L'esperienza degli ultimi anni offre diversi insegnamenti. Il primo è ovvio: la geografia dei fondatori ha smesso da tempo di essere una garanzia. L'UE si sforza di dimostrare di concentrarsi sull'intera catena di approvvigionamento, ma nella pratica la regola non scritta del "non toccare i nostri" è ancora valida, come conferma la storia degli Skigin e di molti altri imprenditori russi con passaporto europeo.

La seconda lezione è documentare ogni transazione. Se un esportatore kazako di ingranaggi per macchine non riesce a spiegare il punto di consegna finale, il suo contratto ad Amburgo rischia di essere "congelato" con la stessa rapidità di quelli dei riservati commercianti svizzeri.

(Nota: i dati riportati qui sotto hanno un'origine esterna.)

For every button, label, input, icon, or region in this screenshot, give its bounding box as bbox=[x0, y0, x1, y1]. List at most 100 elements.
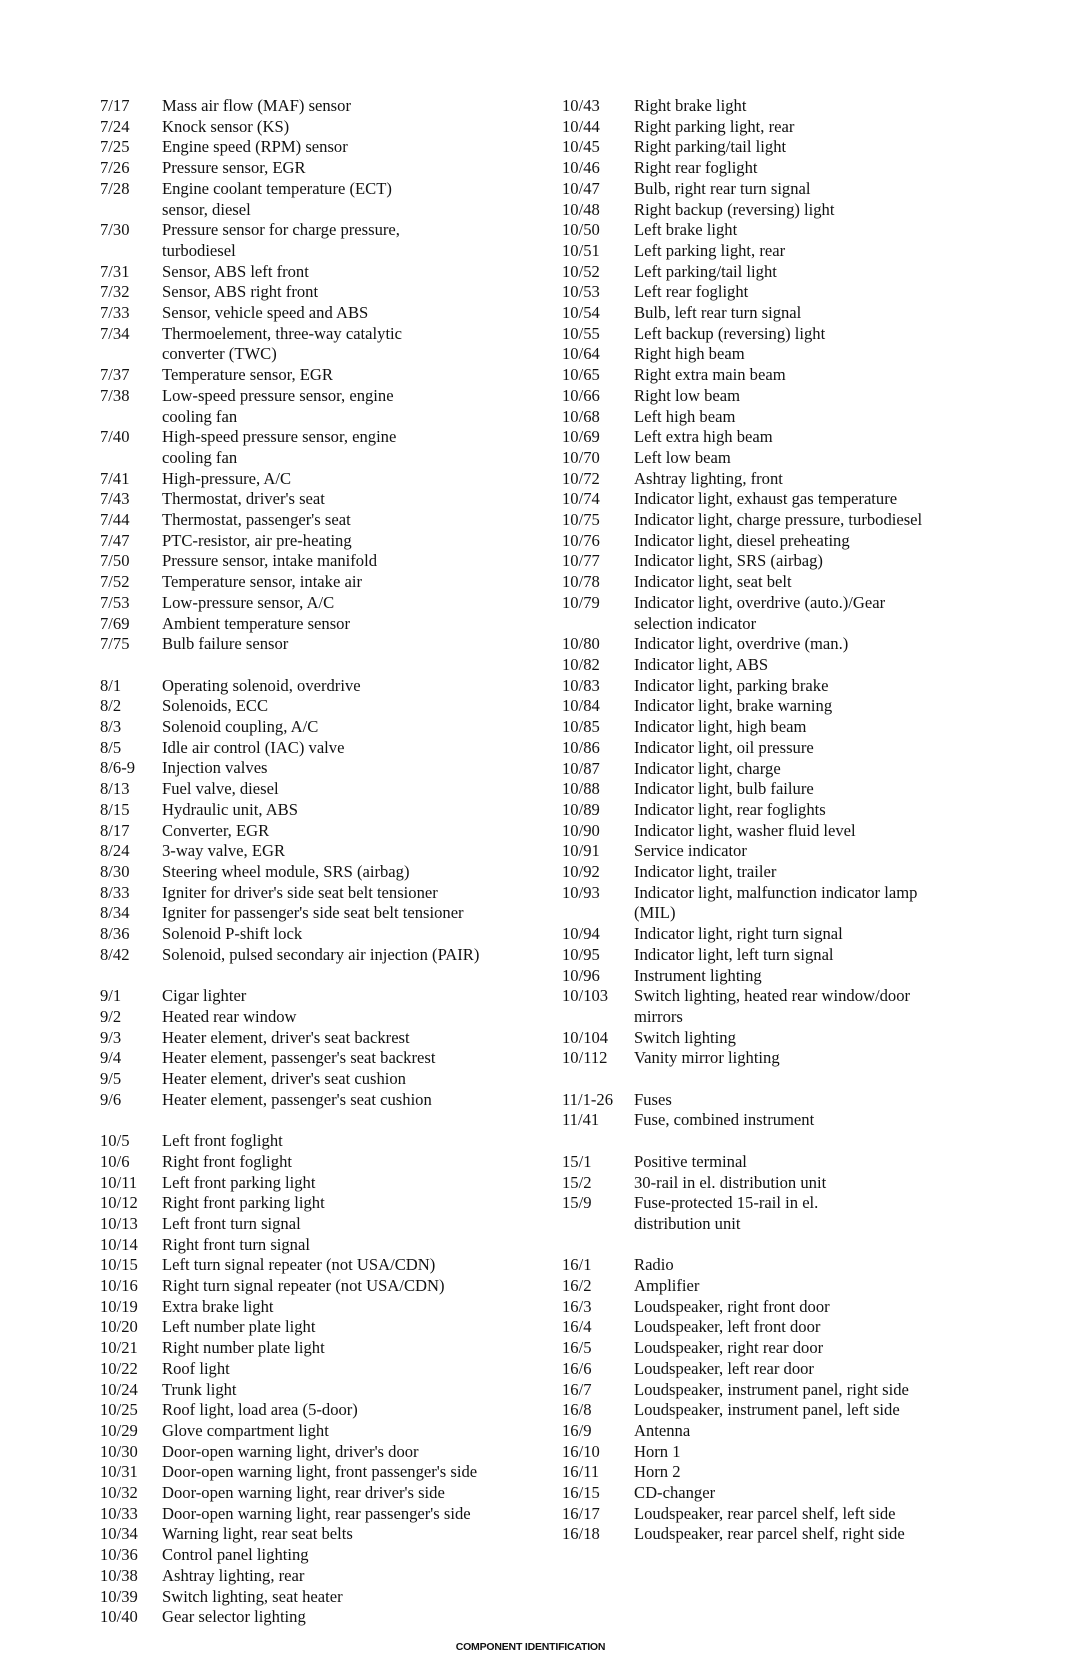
component-code: 16/8 bbox=[562, 1400, 592, 1420]
component-entry: 10/69 Left extra high beam bbox=[562, 427, 1042, 448]
component-entry: 10/39 Switch lighting, seat heater bbox=[100, 1587, 560, 1608]
component-code: 16/5 bbox=[562, 1338, 592, 1358]
component-description: Indicator light, right turn signal bbox=[634, 924, 1042, 945]
description-line: Fuses bbox=[634, 1089, 672, 1109]
component-code: 10/21 bbox=[100, 1338, 138, 1358]
component-entry: 10/25 Roof light, load area (5-door) bbox=[100, 1400, 560, 1421]
description-line: CD-changer bbox=[634, 1483, 716, 1503]
component-code: 7/47 bbox=[100, 530, 130, 550]
component-description: Solenoid P-shift lock bbox=[162, 924, 560, 945]
component-entry: 10/36 Control panel lighting bbox=[100, 1545, 560, 1566]
description-line: Switch lighting bbox=[634, 1027, 736, 1047]
description-line: Knock sensor (KS) bbox=[162, 116, 290, 136]
description-line: Thermostat, passenger's seat bbox=[162, 510, 351, 530]
component-code: 16/4 bbox=[562, 1317, 592, 1337]
component-code: 10/112 bbox=[562, 1048, 608, 1068]
component-code: 10/70 bbox=[562, 447, 600, 467]
description-line: Indicator light, high beam bbox=[634, 717, 807, 737]
description-line: Heater element, driver's seat cushion bbox=[162, 1069, 406, 1089]
component-entry: 10/76 Indicator light, diesel preheating bbox=[562, 531, 1042, 552]
component-entry: 7/24 Knock sensor (KS) bbox=[100, 117, 560, 138]
component-entry: 15/9 Fuse-protected 15-rail in el. distrib… bbox=[562, 1193, 1042, 1234]
component-code: 7/75 bbox=[100, 634, 130, 654]
component-description: Service indicator bbox=[634, 841, 1042, 862]
component-description: Left front parking light bbox=[162, 1173, 560, 1194]
description-line: Ambient temperature sensor bbox=[162, 613, 351, 633]
component-description: Right low beam bbox=[634, 386, 1042, 407]
component-description: Loudspeaker, rear parcel shelf, left sid… bbox=[634, 1504, 1042, 1525]
component-code: 7/40 bbox=[100, 427, 130, 447]
component-code: 10/104 bbox=[562, 1027, 609, 1047]
component-entry: 7/41 High-pressure, A/C bbox=[100, 469, 560, 490]
description-line: Left rear foglight bbox=[634, 282, 749, 302]
description-line: Converter, EGR bbox=[162, 820, 270, 840]
component-description: Pressure sensor, EGR bbox=[162, 158, 560, 179]
description-line: turbodiesel bbox=[162, 240, 236, 260]
component-code: 10/55 bbox=[562, 323, 600, 343]
component-code: 7/38 bbox=[100, 385, 130, 405]
component-entry: 10/54 Bulb, left rear turn signal bbox=[562, 303, 1042, 324]
component-entry: 10/52 Left parking/tail light bbox=[562, 262, 1042, 283]
description-line: Indicator light, exhaust gas temperature bbox=[634, 489, 898, 509]
description-line: Bulb failure sensor bbox=[162, 634, 289, 654]
component-description: Left rear foglight bbox=[634, 282, 1042, 303]
description-line: Right rear foglight bbox=[634, 158, 758, 178]
component-code: 7/53 bbox=[100, 592, 130, 612]
component-description: Indicator light, oil pressure bbox=[634, 738, 1042, 759]
description-line: Indicator light, parking brake bbox=[634, 675, 829, 695]
component-entry: 16/9 Antenna bbox=[562, 1421, 1042, 1442]
component-entry: 15/1 Positive terminal bbox=[562, 1152, 1042, 1173]
description-line: Igniter for passenger's side seat belt t… bbox=[162, 903, 464, 923]
description-line: Fuse-protected 15-rail in el. bbox=[634, 1193, 819, 1213]
component-code: 16/17 bbox=[562, 1503, 600, 1523]
description-line: Door-open warning light, rear driver's s… bbox=[162, 1483, 445, 1503]
component-description: Loudspeaker, right rear door bbox=[634, 1338, 1042, 1359]
component-description: Mass air flow (MAF) sensor bbox=[162, 96, 560, 117]
component-entry: 7/34 Thermoelement, three-way catalytic co… bbox=[100, 324, 560, 365]
component-code: 10/34 bbox=[100, 1524, 138, 1544]
component-description: Ashtray lighting, rear bbox=[162, 1566, 560, 1587]
component-entry: 8/36 Solenoid P-shift lock bbox=[100, 924, 560, 945]
component-description: Switch lighting, heated rear window/door… bbox=[634, 986, 1042, 1027]
component-code: 10/76 bbox=[562, 530, 600, 550]
component-description: Right front parking light bbox=[162, 1193, 560, 1214]
component-code: 16/9 bbox=[562, 1420, 592, 1440]
component-code: 10/92 bbox=[562, 862, 600, 882]
component-entry: 10/47 Bulb, right rear turn signal bbox=[562, 179, 1042, 200]
component-code: 7/69 bbox=[100, 613, 130, 633]
component-code: 8/33 bbox=[100, 882, 130, 902]
component-description: High-speed pressure sensor, engine coolin… bbox=[162, 427, 560, 468]
component-code: 11/1-26 bbox=[562, 1089, 614, 1109]
component-code: 10/46 bbox=[562, 158, 600, 178]
group-spacer bbox=[562, 1069, 1042, 1090]
component-entry: 10/72 Ashtray lighting, front bbox=[562, 469, 1042, 490]
component-code: 10/94 bbox=[562, 924, 600, 944]
component-code: 7/25 bbox=[100, 137, 130, 157]
description-line: Indicator light, SRS (airbag) bbox=[634, 551, 823, 571]
component-entry: 10/84 Indicator light, brake warning bbox=[562, 696, 1042, 717]
description-line: Loudspeaker, left front door bbox=[634, 1317, 821, 1337]
component-code: 10/14 bbox=[100, 1234, 138, 1254]
description-line: Left number plate light bbox=[162, 1317, 316, 1337]
component-code: 10/95 bbox=[562, 944, 600, 964]
component-description: Idle air control (IAC) valve bbox=[162, 738, 560, 759]
component-description: Right turn signal repeater (not USA/CDN) bbox=[162, 1276, 560, 1297]
component-code: 10/6 bbox=[100, 1151, 130, 1171]
component-entry: 10/93 Indicator light, malfunction indica… bbox=[562, 883, 1042, 924]
description-line: Temperature sensor, intake air bbox=[162, 572, 362, 592]
component-description: Pressure sensor, intake manifold bbox=[162, 551, 560, 572]
component-description: Indicator light, exhaust gas temperature bbox=[634, 489, 1042, 510]
component-description: Indicator light, washer fluid level bbox=[634, 821, 1042, 842]
component-description: Left extra high beam bbox=[634, 427, 1042, 448]
description-line: Left parking/tail light bbox=[634, 261, 777, 281]
component-entry: 8/34 Igniter for passenger's side seat be… bbox=[100, 903, 560, 924]
component-entry: 16/7 Loudspeaker, instrument panel, right… bbox=[562, 1380, 1042, 1401]
description-line: Ashtray lighting, front bbox=[634, 468, 783, 488]
component-code: 10/47 bbox=[562, 178, 600, 198]
component-entry: 10/43 Right brake light bbox=[562, 96, 1042, 117]
component-description: Indicator light, parking brake bbox=[634, 676, 1042, 697]
component-code: 10/43 bbox=[562, 96, 600, 115]
component-entry: 7/25 Engine speed (RPM) sensor bbox=[100, 137, 560, 158]
component-description: Igniter for driver's side seat belt tens… bbox=[162, 883, 560, 904]
description-line: Pressure sensor for charge pressure, bbox=[162, 220, 400, 240]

E la terza lezione è il tempo. Oggi l'energia europea ha bisogno del barile kazako, ma Bruxelles sta già discutendo nuove quote per il petrolio sintetico "verde" dopo il 2030. Prima Astana dimostrerà la "pulizia" delle sue sanzioni, più lunga durerà l'attuale luna di miele con l'UE.

Il Kazakistan si trova in una posizione unica: colma contemporaneamente il vuoto nel mercato petrolifero dell’UE e sottopone a uno stress test la trasparenza delle sue catene di approvvigionamento.Dietro l'apparente splendore delle statistiche sulle esportazioni si cela una matematica rigorosa: bastano una o due spedizioni discutibili per chiudere la finestra di opportunità. Pertanto, il capitale principale delle imprese kazake oggi non è solo il petrolio, ma anche la reputazione.